The American Cancer Society estimates that over 35,000 new cases of multiple myeloma will be diagnosed in the US this year, with over 12,000 deaths expected as a result of the disease.

Paula Rodriguez-Otero from the department of haematology at Clinica Universidad de Navarra said: “In earlier lines of treatment for multiple myeloma, regimens consisting of immunomodulatory agents, proteasome inhibitors, and anti-CD38 monoclonal antibodies are often used to help manage the disease.

“This shift in the treatment paradigm leaves many patients who are triple-class exposed with relapsed and refractory disease and in need of new treatment options sooner.

The companies’ phase 3 KarMMa-3 study compared Abecma with standard combination regimens in adults with relapsed and refractory multiple myeloma after two to four prior lines of therapy

The study met its primary endpoint of progression-free survival, with Abecma demonstrating a 51% reduction in risk of disease progression or death over standard care.

According to the companies, this marks the first time a CAR-T cell therapy has shown superiority over standard regimens in triple-class exposed relapsed and refractory multiple myeloma in a randomised, controlled phase 3 trial.
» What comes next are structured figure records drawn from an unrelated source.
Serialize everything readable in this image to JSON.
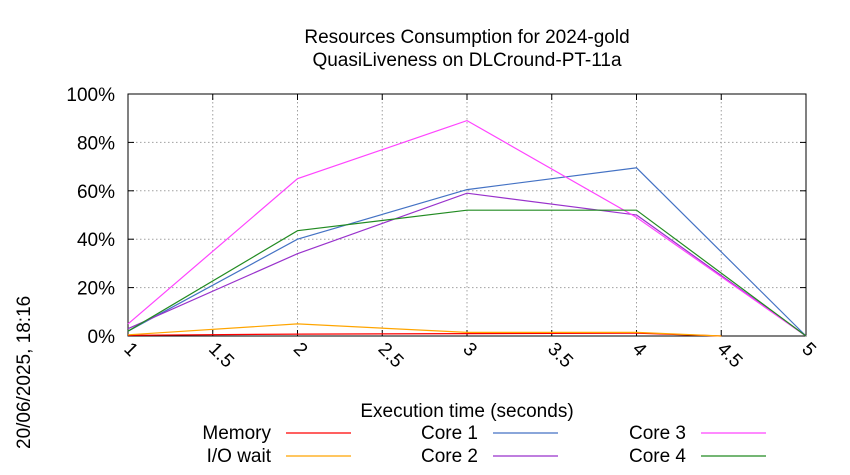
{
  "chart_data": {
    "type": "line",
    "title": "Resources Consumption for 2024-gold",
    "subtitle": "QuasiLiveness on DLCround-PT-11a",
    "xlabel": "Execution time (seconds)",
    "ylabel": "",
    "xlim": [
      1,
      5
    ],
    "ylim": [
      0,
      100
    ],
    "x_ticks": [
      "1",
      "1.5",
      "2",
      "2.5",
      "3",
      "3.5",
      "4",
      "4.5",
      "5"
    ],
    "y_ticks": [
      "0%",
      "20%",
      "40%",
      "60%",
      "80%",
      "100%"
    ],
    "grid": true,
    "legend_position": "bottom",
    "timestamp": "20/06/2025, 18:16",
    "series": [
      {
        "name": "Memory",
        "color": "#ff0000",
        "x": [
          1,
          2,
          3,
          4,
          4.5
        ],
        "y": [
          0.3,
          0.8,
          1.0,
          1.2,
          0
        ]
      },
      {
        "name": "I/O wait",
        "color": "#ffa500",
        "x": [
          1,
          2,
          3,
          4,
          4.5
        ],
        "y": [
          0.5,
          5,
          1.5,
          1.5,
          0
        ]
      },
      {
        "name": "Core 1",
        "color": "#4472c4",
        "x": [
          1,
          2,
          3,
          4,
          5
        ],
        "y": [
          2,
          40,
          60.5,
          69.5,
          0
        ]
      },
      {
        "name": "Core 2",
        "color": "#9932cc",
        "x": [
          1,
          2,
          3,
          4,
          5
        ],
        "y": [
          3,
          34,
          59,
          50,
          0
        ]
      },
      {
        "name": "Core 3",
        "color": "#ff44ff",
        "x": [
          1,
          2,
          3,
          4,
          5
        ],
        "y": [
          5,
          65,
          89,
          49,
          0
        ]
      },
      {
        "name": "Core 4",
        "color": "#228b22",
        "x": [
          1,
          2,
          3,
          4,
          5
        ],
        "y": [
          2,
          43.5,
          52,
          52,
          0
        ]
      }
    ]
  }
}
The therapy also showed an improvement in the key secondary endpoint of overall response rate, with 71% of Abecma-treated patients achieving a response, and 39% achieving a complete or stringent complete response.

In comparison, 41% of patients who received standard regimens achieved a response, and 5% experienced a complete or stringent complete response.

Anne Kerber, senior vice president, cell therapy development at BMS, said: “This represents the third New England Journal of Medicine publication for Abecma, showing the clear clinical benefit of using Abecma across lines of therapy for patients with triple-class exposed relapsed and refractory multiple myeloma to provide the best chance for lasting disease control.”

The companies said in a statement that they intend to include this data in a planned supplemental biologics licence application submission to the US Food and Drug Administration this year.